# AISearch01 - Create a search index in Azure AI Search

This notebook steps through creating, loading, and querying an index in Azure AI Search index by calling the azure-search-documents library in the Azure SDK for Python. 

## Install packages and set variables

In [19]:
! pip install azure-search-documents==11.6.0b12 --quiet
! pip install azure-identity --quiet
! pip install python-dotenv --quiet

In [20]:
# Load environment variables from .env file
# This allows us to keep sensitive information like API keys separate from code
from dotenv import load_dotenv
from azure.identity import DefaultAzureCredential, get_bearer_token_provider
import os

load_dotenv(override=True) # Take environment variables from .env file

# Provide variables for Azure AI Search connection
# These should be set in your .env file for security
search_endpoint = os.environ["AZURE_SEARCH_ENDPOINT"]  # Your search service URL
search_api_key = os.environ["AZURE_SEARCH_API_KEY"]    # Admin API key for full access
index_name: str = "11_hotels-quickstart-csharp"        # Name for our search index

## Create an index

In [21]:
# Import AzureKeyCredential for authenticating with Azure Search
from azure.core.credentials import AzureKeyCredential

# Create a credential object using your Azure Search API key
# This will be used to authenticate all requests to the search service
credential = AzureKeyCredential(search_api_key)

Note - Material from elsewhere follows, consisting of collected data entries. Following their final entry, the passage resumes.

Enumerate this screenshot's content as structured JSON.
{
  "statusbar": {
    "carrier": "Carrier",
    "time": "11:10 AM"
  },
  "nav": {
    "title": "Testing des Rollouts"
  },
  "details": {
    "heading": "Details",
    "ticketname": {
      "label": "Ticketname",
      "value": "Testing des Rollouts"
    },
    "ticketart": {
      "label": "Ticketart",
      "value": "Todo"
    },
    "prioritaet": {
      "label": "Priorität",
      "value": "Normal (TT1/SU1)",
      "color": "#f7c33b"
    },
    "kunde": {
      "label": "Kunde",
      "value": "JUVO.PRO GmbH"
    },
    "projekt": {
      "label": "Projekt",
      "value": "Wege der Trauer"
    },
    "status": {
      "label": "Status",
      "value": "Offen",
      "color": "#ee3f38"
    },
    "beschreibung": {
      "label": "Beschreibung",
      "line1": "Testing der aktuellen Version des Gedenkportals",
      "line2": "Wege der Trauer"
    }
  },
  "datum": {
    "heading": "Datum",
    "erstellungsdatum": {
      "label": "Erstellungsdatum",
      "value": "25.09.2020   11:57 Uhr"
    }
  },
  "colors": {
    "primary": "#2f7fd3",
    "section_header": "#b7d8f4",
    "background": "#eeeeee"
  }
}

# Import necessary Azure Search SDK classes
from azure.search.documents.indexes import SearchIndexClient
from azure.search.documents import SearchClient
from azure.search.documents.indexes.models import (
    ComplexField,      # For nested/complex fields in the schema (like Address)
    SimpleField,       # For simple fields (string, int, etc.)
    SearchFieldDataType, # Enum for field data types
    SearchableField,   # For fields that should be full-text searchable
    SearchIndex        # The index definition object
)

# Create a search index client to manage indexes
# This client is used for index management operations (create, update, delete)
index_client = SearchIndexClient(
    endpoint=search_endpoint, credential=credential)

# Define the fields for the hotel index
# Each field defines how data will be stored and searched
fields = [
    # Primary key field - must be unique for each document
    SimpleField(name="HotelId", type=SearchFieldDataType.String, key=True),
    
    # Hotel name - searchable and sortable for easy finding and ordering
    SearchableField(name="HotelName", type=SearchFieldDataType.String, sortable=True),
    
    # Description - full-text searchable with English language analyzer for better search results
    SearchableField(name="Description", type=SearchFieldDataType.String, analyzer_name="en.lucene"),
    
    # Category - can be used for faceting (grouping), filtering, and sorting
    SearchableField(name="Category", type=SearchFieldDataType.String, facetable=True, filterable=True, sortable=True),
    
    # Tags - collection of strings, useful for faceting and filtering by amenities
    SearchableField(name="Tags", collection=True, type=SearchFieldDataType.String, facetable=True, filterable=True),
    
    # Boolean field for parking availability - can be used in filters and facets
    SimpleField(name="ParkingIncluded", type=SearchFieldDataType.Boolean, facetable=True, filterable=True, sortable=True),
    
    # Date field for renovation date - useful for filtering recent renovations
    SimpleField(name="LastRenovationDate", type=SearchFieldDataType.DateTimeOffset, facetable=True, filterable=True, sortable=True),
    
    # Numeric rating field - perfect for sorting and filtering by quality
    SimpleField(name="Rating", type=SearchFieldDataType.Double, facetable=True, filterable=True, sortable=True),
    
    # Complex field containing nested address information
    ComplexField(name="Address", fields=[
        SearchableField(name="StreetAddress", type=SearchFieldDataType.String),
        SearchableField(name="City", type=SearchFieldDataType.String, facetable=True, filterable=True, sortable=True),
        SearchableField(name="StateProvince", type=SearchFieldDataType.String, facetable=True, filterable=True, sortable=True),
        SearchableField(name="PostalCode", type=SearchFieldDataType.String, facetable=True, filterable=True, sortable=True),
        SearchableField(name="Country", type=SearchFieldDataType.String, facetable=True, filterable=True, sortable=True),
    ])
]

# Scoring profiles can be used to boost certain fields or apply custom ranking
scoring_profiles = []

# Suggester enables autocomplete and search suggestions
# These fields will be used to provide search suggestions to users
suggester = [{'name': 'sg', 'source_fields': ['Tags', 'Address/City', 'Address/Country']}]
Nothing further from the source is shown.